By design, an admin cannot purchase numbers or make modifications to Twilio while

editing a draft campaign. Starting a campaign creates a Messaging Service and

transfers already-purchased numbers to it. Once a campaign is started, the Messaging

Service and phone number configuration cannot be changed.



#### Purchasing numbers for the inventory



To buy more numbers and make them available to campaign creators, SUPERADMINS can

run a mutation in Graphiql.



Example: purchase 3 numbers in the 952 area code:



```

mutation {

  buyNumbers(areaCode: "952", limit: 3) {

    id

  }

}

```



_IMPORTANT: the `twilio_phone_numbers` table and buy-numbers background job are not

intended to be used with the global Twilio messaging service. Instead, use

`dev-tools/buy-numbers.js` to buy numbers if you don't have `campaignPhoneNumbers`

turned on._



#### Voice responses



To override the default voice response for Spoke-managed numbers set the TWILIO_VOICE_URL

env var. We use a simple TwiML Bin response:



```xml



  https://ew-spoke-public.s3.amazonaws.com/2020-01-12_DTC_Text+Incoming+Message.wav



```



#### Sticky sender



The `campaignPhoneNumbers` feature was designed to avoid texting contacts with the same number from

different campaigns. This solves two problems:



1. It avoids threading messages from different campaigns/volunteers on the contact's phone

2. It allows us to route texts correctly for contacts who receive messages from more

   than one campaign.

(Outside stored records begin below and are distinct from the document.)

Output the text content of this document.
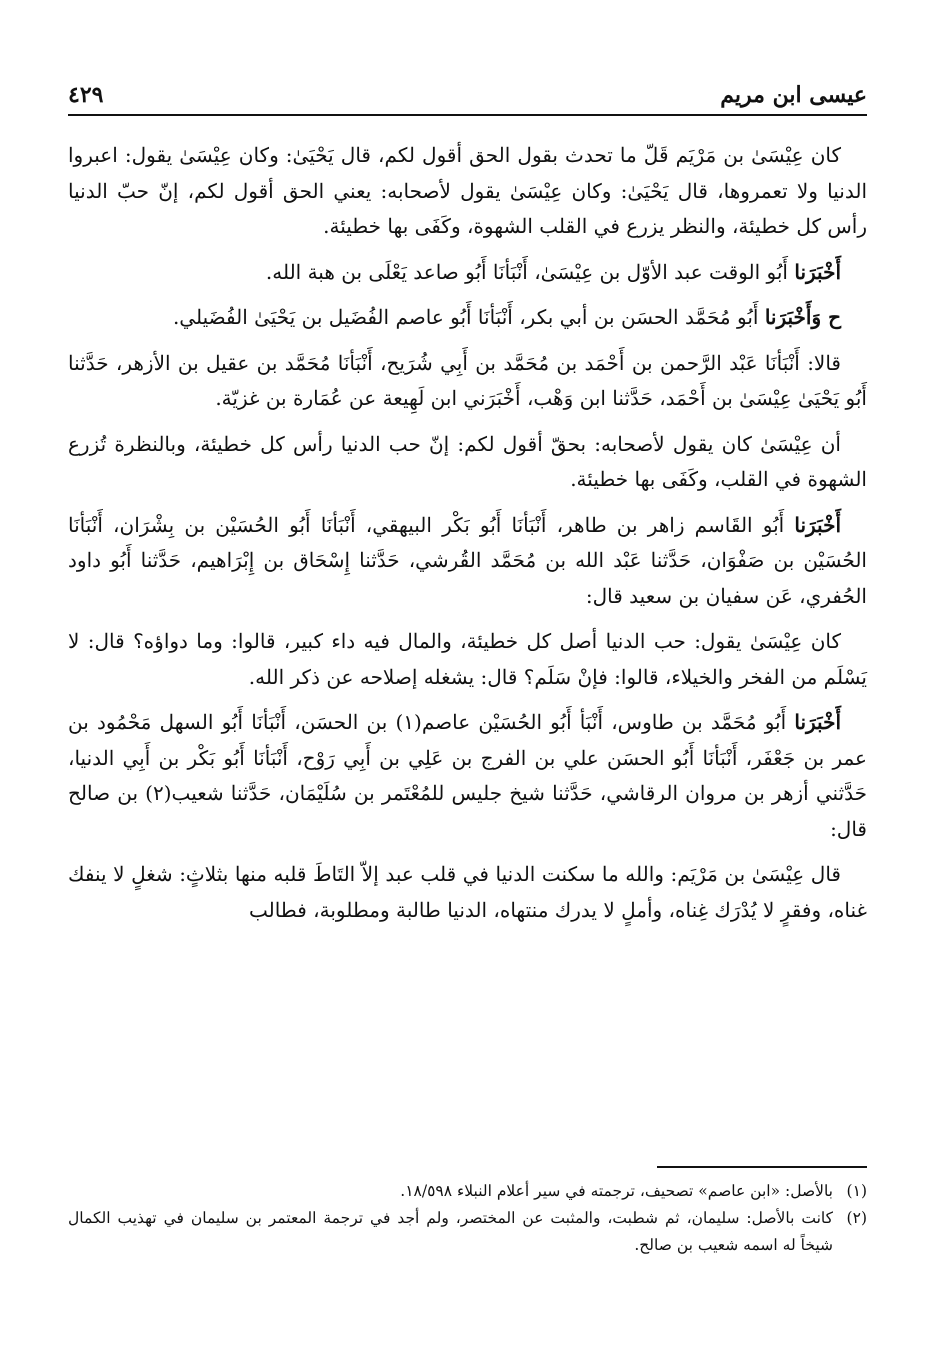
عيسى ابن مريم
٤٢٩

كان عِيْسَىٰ بن مَرْيَم قَلّ ما تحدث بقول الحق أقول لكم، قال يَحْيَىٰ: وكان عِيْسَىٰ يقول: اعبروا الدنيا ولا تعمروها، قال يَحْيَىٰ: وكان عِيْسَىٰ يقول لأصحابه: يعني الحق أقول لكم، إنّ حبّ الدنيا رأس كل خطيئة، والنظر يزرع في القلب الشهوة، وكَفَى بها خطيئة.

أَخْبَرَنا أَبُو الوقت عبد الأوّل بن عِيْسَىٰ، أَنْبَأنَا أَبُو صاعد يَعْلَى بن هبة الله.

ح وَأَخْبَرَنا أَبُو مُحَمَّد الحسَن بن أبي بكر، أَنْبَأنَا أَبُو عاصم الفُضَيل بن يَحْيَىٰ الفُضَيلي.

قالا: أَنْبَأنَا عَبْد الرَّحمن بن أَحْمَد بن مُحَمَّد بن أَبِي شُرَيح، أَنْبَأنَا مُحَمَّد بن عقيل بن الأزهر، حَدَّثنا أَبُو يَحْيَىٰ عِيْسَىٰ بن أَحْمَد، حَدَّثنا ابن وَهْب، أَخْبَرَني ابن لَهِيعة عن عُمَارة بن غزيّة.

أن عِيْسَىٰ كان يقول لأصحابه: بحقّ أقول لكم: إنّ حب الدنيا رأس كل خطيئة، وبالنظرة تُزرع الشهوة في القلب، وكَفَى بها خطيئة.

أَخْبَرَنا أَبُو القَاسم زاهر بن طاهر، أَنْبَأنَا أَبُو بَكْر البيهقي، أَنْبَأنَا أَبُو الحُسَيْن بن بِشْرَان، أَنْبَأنَا الحُسَيْن بن صَفْوَان، حَدَّثنا عَبْد الله بن مُحَمَّد القُرشي، حَدَّثنا إِسْحَاق بن إِبْرَاهيم، حَدَّثنا أَبُو داود الحُفري، عَن سفيان بن سعيد قال:

كان عِيْسَىٰ يقول: حب الدنيا أصل كل خطيئة، والمال فيه داء كبير، قالوا: وما دواؤه؟ قال: لا يَسْلَم من الفخر والخيلاء، قالوا: فإنْ سَلَم؟ قال: يشغله إصلاحه عن ذكر الله.

أَخْبَرَنا أَبُو مُحَمَّد بن طاوس، أَنْبَأ أَبُو الحُسَيْن عاصم(١) بن الحسَن، أَنْبَأنَا أَبُو السهل مَحْمُود بن عمر بن جَعْفَر، أَنْبَأنَا أَبُو الحسَن علي بن الفرج بن عَلِي بن أَبِي رَوْح، أَنْبَأنَا أَبُو بَكْر بن أَبِي الدنيا، حَدَّثني أزهر بن مروان الرقاشي، حَدَّثنا شيخ جليس للمُعْتَمر بن سُلَيْمَان، حَدَّثنا شعيب(٢) بن صالح قال:

قال عِيْسَىٰ بن مَرْيَم: والله ما سكنت الدنيا في قلب عبد إلاّ التَاطَ قلبه منها بثلاثٍ: شغلٍ لا ينفك غناه، وفقرٍ لا يُدْرَك غِناه، وأملٍ لا يدرك منتهاه، الدنيا طالبة ومطلوبة، فطالب

(١)
بالأصل: «ابن عاصم» تصحيف، ترجمته في سير أعلام النبلاء ١٨/٥٩٨.

(٢)
كانت بالأصل: سليمان، ثم شطبت، والمثبت عن المختصر، ولم أجد في ترجمة المعتمر بن سليمان في تهذيب الكمال شيخاً له اسمه شعيب بن صالح.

By comparison, Spoke will route incoming messages to the campaign

   that texted a contact most recently when using a shared Messaging Service.



Note that phone numbers are re-used, so it is possible for a contact to receive messages

from the same number from different campaigns, though it is unlikely at scale.

It is not possible, however, for a number to be used by two active campaigns simultaneously,

so we still manage to avoid routing problems.



# License



Spoke is licensed under the MIT license.